'The National Baseball Hall of Fame Collection' Review: A Choice of Players
By: Paul Dickson (WSJ)
A quotation often trotted out this time of year comes from Baseball Hall of Famer Rogers Hornsby, who played in his last game in 1937: "People ask me what I do in winter when there's no baseball. I'll tell you what I do. I stare out the window and wait for spring."
This winter the virus will put everything baseball into serious doubt, including the ritual countdown to the day in February when pitchers and catchers are scheduled to report to spring training. For those who love the game and its past and have hope for its near- and long-term future, a good companion during this "off" off-season is "The National Baseball Hall of Fame Collection," a slim, oversize, heavily illustrated book by James Buckley Jr. Turning its pages is akin to a stroll through the Hall of Fame itself. Mr. Buckley has given us a potent souvenir of that remarkable institution in Cooperstown, N.Y.
The Hall of Fame complex comprises the hall itself, a museum and the A. Bartlett Giamatti Research Center, which includes a library, an archive and a vast photo collection. The center, named after the baseball intellectual who in the late 1980s served as the game's seventh commissioner, is a researcher's dream come true. It can boast, among much else, of a dedicated file containing clippings and other biographical raw material for every major-league player who appeared in any game since 1871.
Between 1982 and 2012, I visited the Hall of Fame and Museum seven times. The most memorable visit was my first, in June 1982, when I did research for the first of 10 baseball-related books I would write over the next three decades. It was a thrill to see the place and enjoy the wonderful Frank Capra ambiance of the town in which it is located. It was during that first visit that the death of Satchel Paige, the first black pitcher to play in the American League, was announced. As befitted baseball's equivalent of Westminster Abbey, the flags on the front plaza were lowered to half-staff and a large portrait of Paige, draped in black crepe, was displayed on an easel inside the main entrance.

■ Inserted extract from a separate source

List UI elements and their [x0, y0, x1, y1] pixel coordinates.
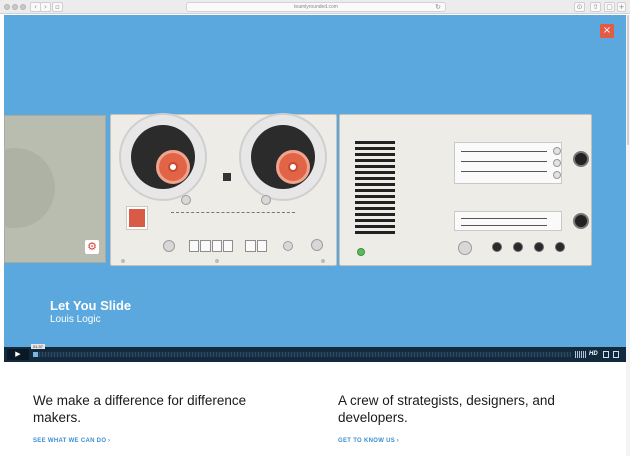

Paige's passing capped a movement for inclusion that had begun on July 25, 1966, when slugger Ted Williams was inducted into the Hall. When Williams took the podium, he was tanned and in great shape—one writer said he looked like Rock Hudson and sounded like John Wayne. After thanking a number of people and speaking on the virtue of hard work, he brought up the subject of Willie Mays, who had just hit his 522nd home run, which put him ahead of Williams. "He has gone past me, and he's pushing, and I say to him, 'Go get 'em, Willie.' Baseball gives every American boy a chance to excel. Not just to be as good as someone else, but to be better than someone else. This is the nature of man and the name of the game."
After praising Mays, Williams paused. He then swept his hand toward the hall behind him and expressed an unexpected wish: “I hope that some day Satchel Paige and Josh Gibson will be voted into the Hall of Fame as symbols of the great Negro players who are not here only because they were not given the chance.”
This watershed moment sparked a movement to admit into the Hall those who’d excelled in the Negro Leagues, and in 1971 the Hall of Fame’s newly formed 10-member Committee on the Negro Leagues named Paige its first honoree. At first these players were to be admitted only as honorary members whose plaques would be hung in a separate gallery, but in the weeks between Paige’s selection and his induction, the outcry from both press and public against token membership grew so loud that the Hall granted him full membership, and his plaque was hung in the main area.
A few summers later, my wife and I led a three-generational pilgrimage to Cooperstown. It included our two sons, their cousin and my mother, whose interest in baseball was certainly less keen than that of the youngsters. But she was happy to be there because, in ours as in so many other American families, there were meaningful links to the game. In her case, the connection dated back to her childhood and her grandfather, who had been a business associate of Charles Ebbets, of Ebbets Field fame, and by extension a fan of the Brooklyn Dodgers and baseball. She had grown up with the old man’s own wall of fame, which included photos of Jimmie Foxx, Lou Gehrig and Babe Ruth.
If my mother were still with us, paging through “The National Baseball Hall of Fame Collection” would have again reminded her of her grandfather’s wall. The book, though it’s indeed a spur to many wonderful baseball memories, is not without its shortcomings. To start, it lacks an index, which is the only way to tell which of the 333 Hall of Famers are included—or left out. Mr. Buckley, a prolific book packager and writer on sports, profiles only about half of the inductees. Most of the trading-card icons are here, of course, but I found myself asking why 19th-century pitcher James “Pud” Galvin rates a profile and a picture while the Negro and Major League great Monte Irvin doesn’t get even a mention. In addition, some of the photos lack clarity, especially in details of the players’ faces, and a few of those images don’t quite match up on the page with their profiles.
On the plus side, the prose is punchy, and the book is a beckoning call to all fans to make their own pilgrimage to Cooperstown once the vaccine goes to bat against the virus.
Mr. Dickson’s latest book is “The Rise of the G.I. Army, 1940-1941: The Forgotten Story of How America Forged a Powerful Army Before Pearl Harbor.”